Voila qui est explicite: on ne se balade pas sur une femme comme ça, même au nom de la médecine.

Elsa, l’étudiante, raconte son expérience en CHU (centre hospitalier universitaire). En avril 2016, au cours d’un examen du colon sous anesthésie générale, elle s’est vue proposer d’effectuer un toucher vaginal… devons nous préciser que la patiente est à ce moment TOUJOURS endormie? Le rapport entre le colon et un toucher vaginal? Aucun! Cette pratique n’est en rien justifiée dans le cadre d’une coloscopie comme le rappel Renée Greusard.

Le médecin lui a dit :

« Bon, Elsa, le TR (toucher rectal), tu maîtrises, alors maintenant : TV ! »

L’étudiante a refusé de pratiquer cet « exercice » malgré la bonne volonté du médecin qui voulait pourtant bien faire.
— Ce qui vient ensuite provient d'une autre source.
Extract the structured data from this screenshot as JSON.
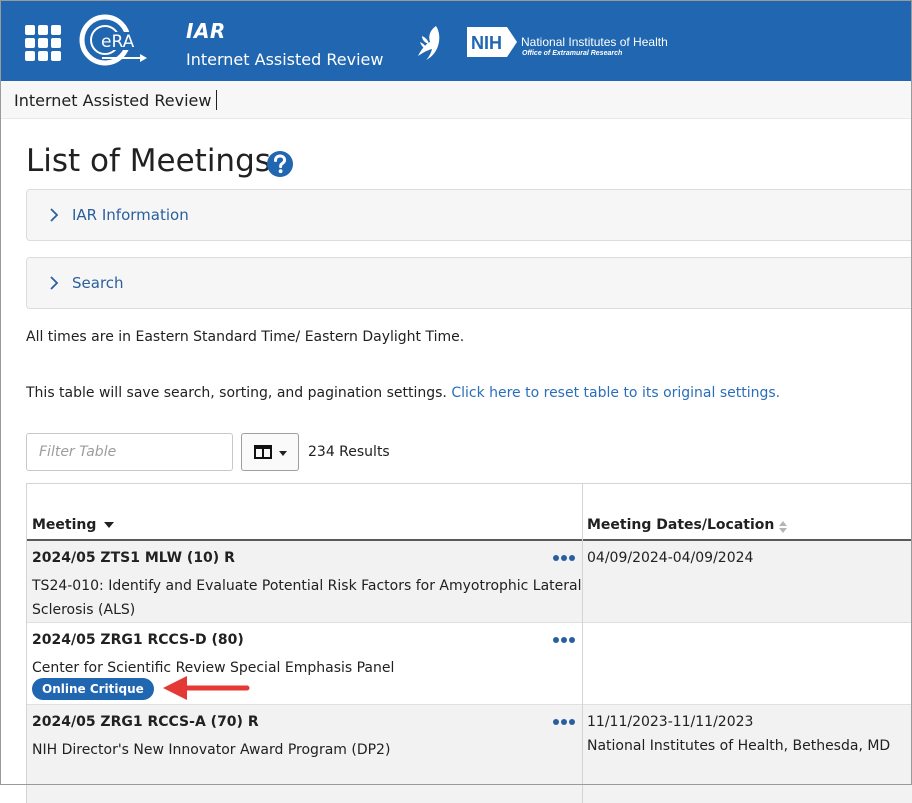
{
  "header": {
    "app_title": "IAR",
    "app_subtitle": "Internet Assisted Review",
    "era_logo_text": "eRA",
    "nih_logo_text": "NIH",
    "nih_name": "National Institutes of Health",
    "nih_office": "Office of Extramural Research",
    "icons": [
      "apps-grid-icon",
      "era-logo",
      "hhs-eagle-icon",
      "nih-logo"
    ],
    "colors": {
      "bar": "#2066b0"
    }
  },
  "breadcrumb": {
    "label": "Internet Assisted Review"
  },
  "page": {
    "title": "List of Meetings",
    "help_icon": "question-circle-icon"
  },
  "accordions": {
    "info": {
      "label": "IAR Information"
    },
    "search": {
      "label": "Search"
    }
  },
  "notes": {
    "timezone": "All times are in Eastern Standard Time/ Eastern Daylight Time.",
    "save_settings": "This table will save search, sorting, and pagination settings.",
    "reset_link": "Click here to reset table to its original settings."
  },
  "controls": {
    "filter_placeholder": "Filter Table",
    "column_toggle_icon": "columns-icon",
    "results": "234 Results"
  },
  "table": {
    "headers": {
      "meeting": "Meeting",
      "dates": "Meeting Dates/Location"
    },
    "rows": [
      {
        "code": "2024/05 ZTS1 MLW (10) R",
        "title": "TS24-010: Identify and Evaluate Potential Risk Factors for Amyotrophic Lateral Sclerosis (ALS)",
        "dates": "04/09/2024-04/09/2024",
        "location": ""
      },
      {
        "code": "2024/05 ZRG1 RCCS-D (80)",
        "title": "Center for Scientific Review Special Emphasis Panel",
        "badge": "Online Critique",
        "dates": "",
        "location": ""
      },
      {
        "code": "2024/05 ZRG1 RCCS-A (70) R",
        "title": "NIH Director's New Innovator Award Program (DP2)",
        "dates": "11/11/2023-11/11/2023",
        "location": "National Institutes of Health, Bethesda, MD"
      }
    ]
  },
  "annotation": {
    "arrow_color": "#e53935"
  }
}
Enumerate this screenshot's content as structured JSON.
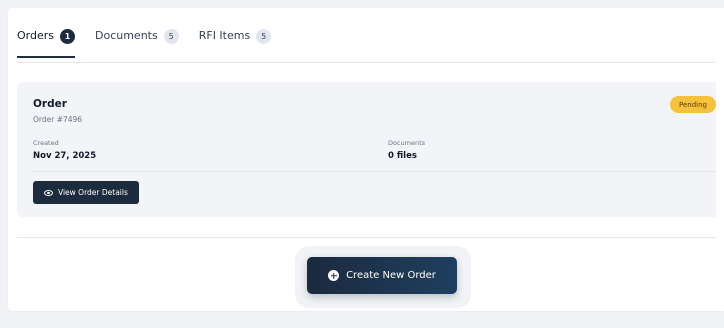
{
  "tabs": [
    {
      "label": "Orders",
      "count": "1",
      "active": true
    },
    {
      "label": "Documents",
      "count": "5",
      "active": false
    },
    {
      "label": "RFI Items",
      "count": "5",
      "active": false
    }
  ],
  "order": {
    "title": "Order",
    "number": "Order #7496",
    "status": "Pending",
    "created_label": "Created",
    "created_value": "Nov 27, 2025",
    "documents_label": "Documents",
    "documents_value": "0 files",
    "view_button": "View Order Details"
  },
  "create_button": "Create New Order",
  "colors": {
    "accent": "#1d2b3f",
    "status_pending": "#f6c23e",
    "card_bg": "#f3f4f8"
  },
  "icons": {
    "view": "eye-icon",
    "create": "plus-circle-icon"
  }
}
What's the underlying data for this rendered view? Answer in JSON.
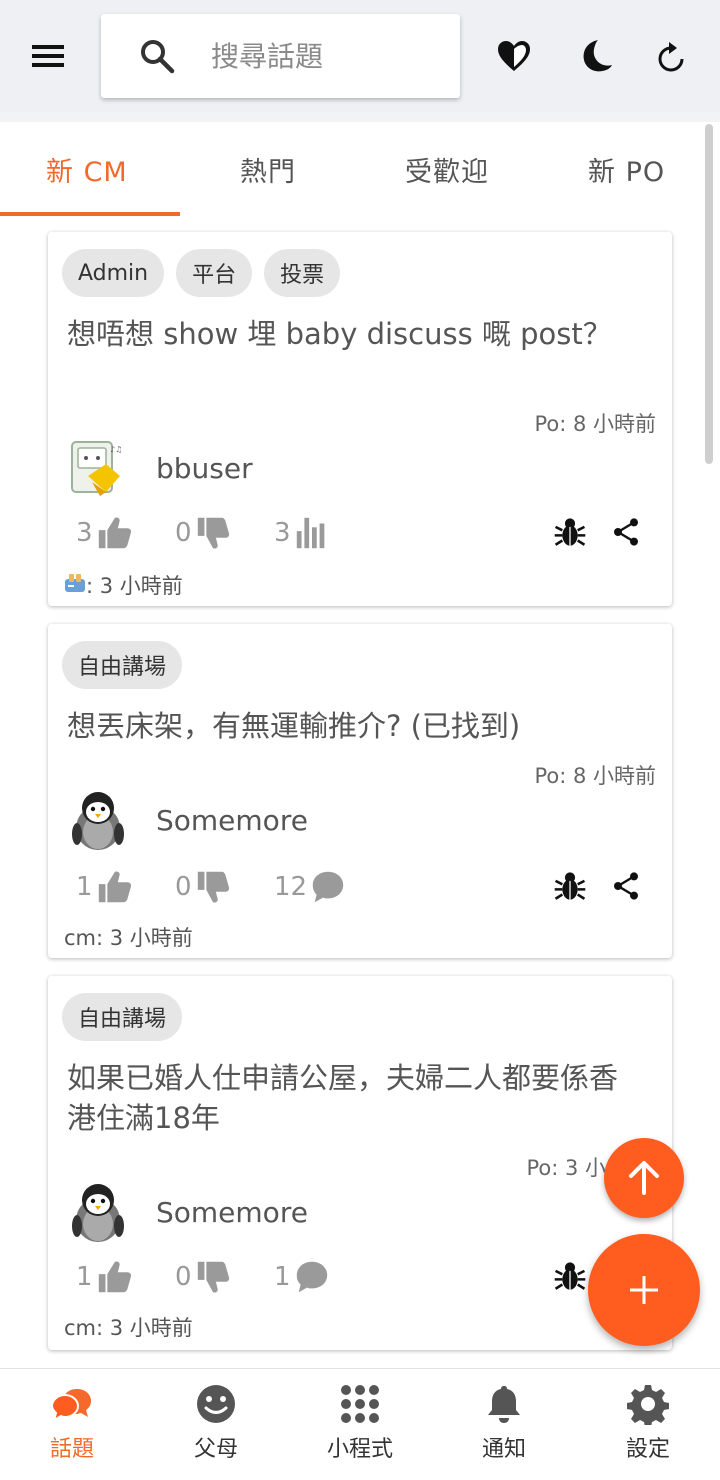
{
  "header": {
    "search_placeholder": "搜尋話題"
  },
  "tabs": [
    {
      "label": "新 CM",
      "active": true
    },
    {
      "label": "熱門",
      "active": false
    },
    {
      "label": "受歡迎",
      "active": false
    },
    {
      "label": "新 PO",
      "active": false
    }
  ],
  "posts": [
    {
      "tags": [
        "Admin",
        "平台",
        "投票"
      ],
      "title": "想唔想 show 埋 baby discuss 嘅 post？",
      "po_time": "Po: 8 小時前",
      "username": "bbuser",
      "likes": "3",
      "dislikes": "0",
      "third_count": "3",
      "third_icon": "bar-chart-icon",
      "footer": ": 3 小時前",
      "footer_icon": "toaster-emoji-icon"
    },
    {
      "tags": [
        "自由講場"
      ],
      "title": "想丟床架，有無運輸推介? (已找到)",
      "po_time": "Po: 8 小時前",
      "username": "Somemore",
      "likes": "1",
      "dislikes": "0",
      "third_count": "12",
      "third_icon": "comment-icon",
      "footer": "cm: 3 小時前"
    },
    {
      "tags": [
        "自由講場"
      ],
      "title": "如果已婚人仕申請公屋，夫婦二人都要係香港住滿18年",
      "po_time": "Po: 3 小",
      "username": "Somemore",
      "likes": "1",
      "dislikes": "0",
      "third_count": "1",
      "third_icon": "comment-icon",
      "footer": "cm: 3 小時前"
    }
  ],
  "bottom_nav": [
    {
      "label": "話題",
      "icon": "chat-bubbles-icon",
      "active": true
    },
    {
      "label": "父母",
      "icon": "smiley-icon",
      "active": false
    },
    {
      "label": "小程式",
      "icon": "apps-grid-icon",
      "active": false
    },
    {
      "label": "通知",
      "icon": "bell-icon",
      "active": false
    },
    {
      "label": "設定",
      "icon": "gear-icon",
      "active": false
    }
  ],
  "colors": {
    "accent": "#f26a2a",
    "fab": "#ff5c1f",
    "tag_bg": "#e6e6e6",
    "topbar_bg": "#eef0f3"
  }
}
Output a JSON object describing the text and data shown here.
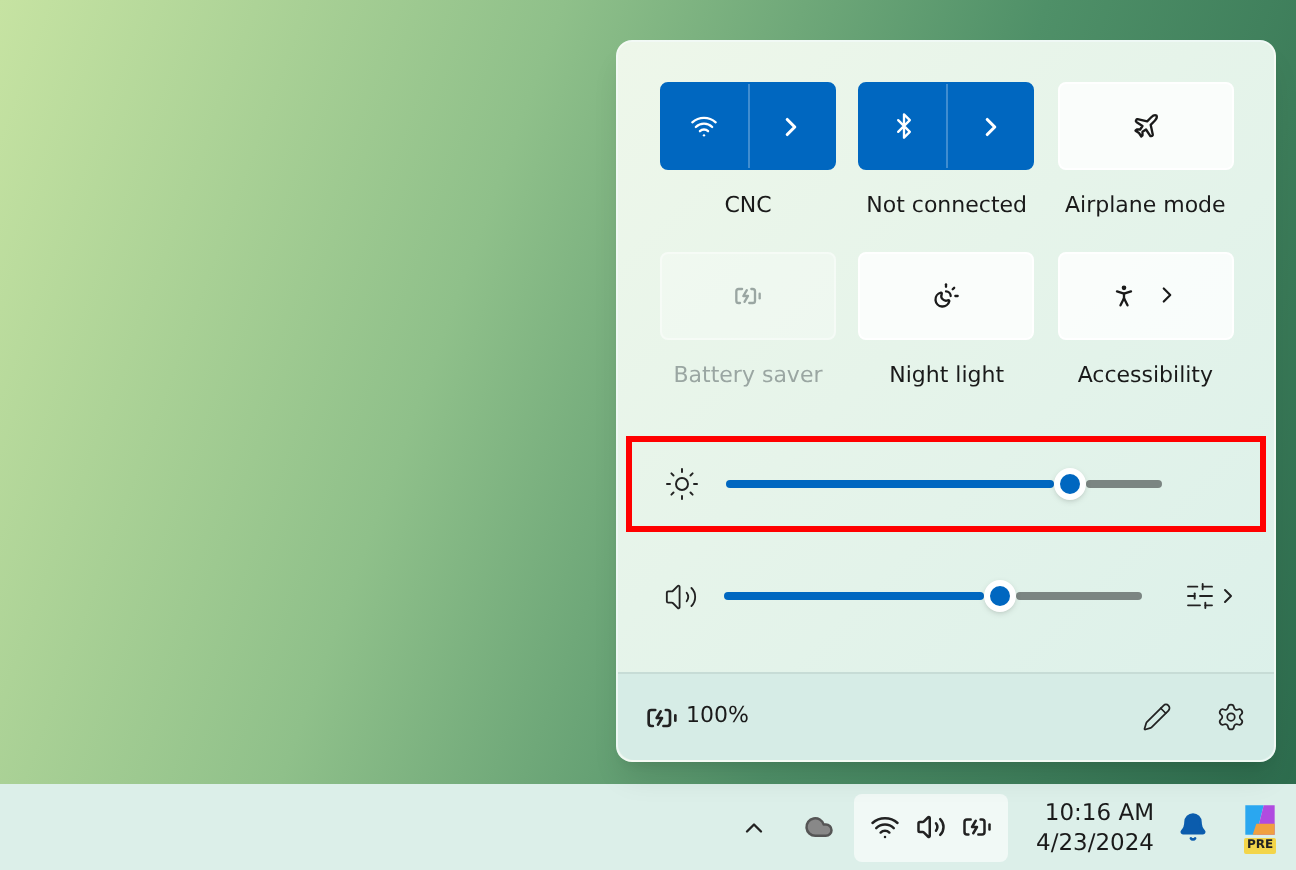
{
  "quick_settings": {
    "tiles": [
      {
        "kind": "split",
        "label": "CNC",
        "on": true,
        "disabled": false
      },
      {
        "kind": "split",
        "label": "Not connected",
        "on": true,
        "disabled": false
      },
      {
        "kind": "simple",
        "label": "Airplane mode",
        "on": false,
        "disabled": false
      },
      {
        "kind": "simple",
        "label": "Battery saver",
        "on": false,
        "disabled": true
      },
      {
        "kind": "simple",
        "label": "Night light",
        "on": false,
        "disabled": false
      },
      {
        "kind": "expand",
        "label": "Accessibility",
        "on": false,
        "disabled": false
      }
    ],
    "brightness": {
      "level": 0.79,
      "highlighted": true
    },
    "volume": {
      "level": 0.66
    },
    "battery": "100%"
  },
  "taskbar": {
    "time": "10:16 AM",
    "date": "4/23/2024",
    "copilot_badge": "PRE"
  }
}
Elsa explique au téléphone que le médecin semblait réellement vouloir proposer une expérience instructive, « Il s’appliquait vraiment à m’apprendre des gestes ». En se justifiant, l’étudiante précise à son enseignant que ce n’est pas le toucher vaginal qu’elle refuse mais le simple fait que la patiente n’y ait pas consenti. D’autre part, l’étudiante est opposée à ce  qu’une pratique de ce genre soit proposée à un groupe d’apprentis comme cela s’est déjà produit. Elsa est restée incomprise du médecin.

On ignore si ces pratiques sont courantes. Aucun organisme n’a pour l’instant fait d’enquête à ce sujet. Seule donnée dont nous disposons, un rapport de la Conférence des doyens de facultés de médecine affirme que 33% des touchers vaginaux, rectaux et autres examens des « orifices herniaires » sont pratiqués sans l’autorisation des principaux concernés.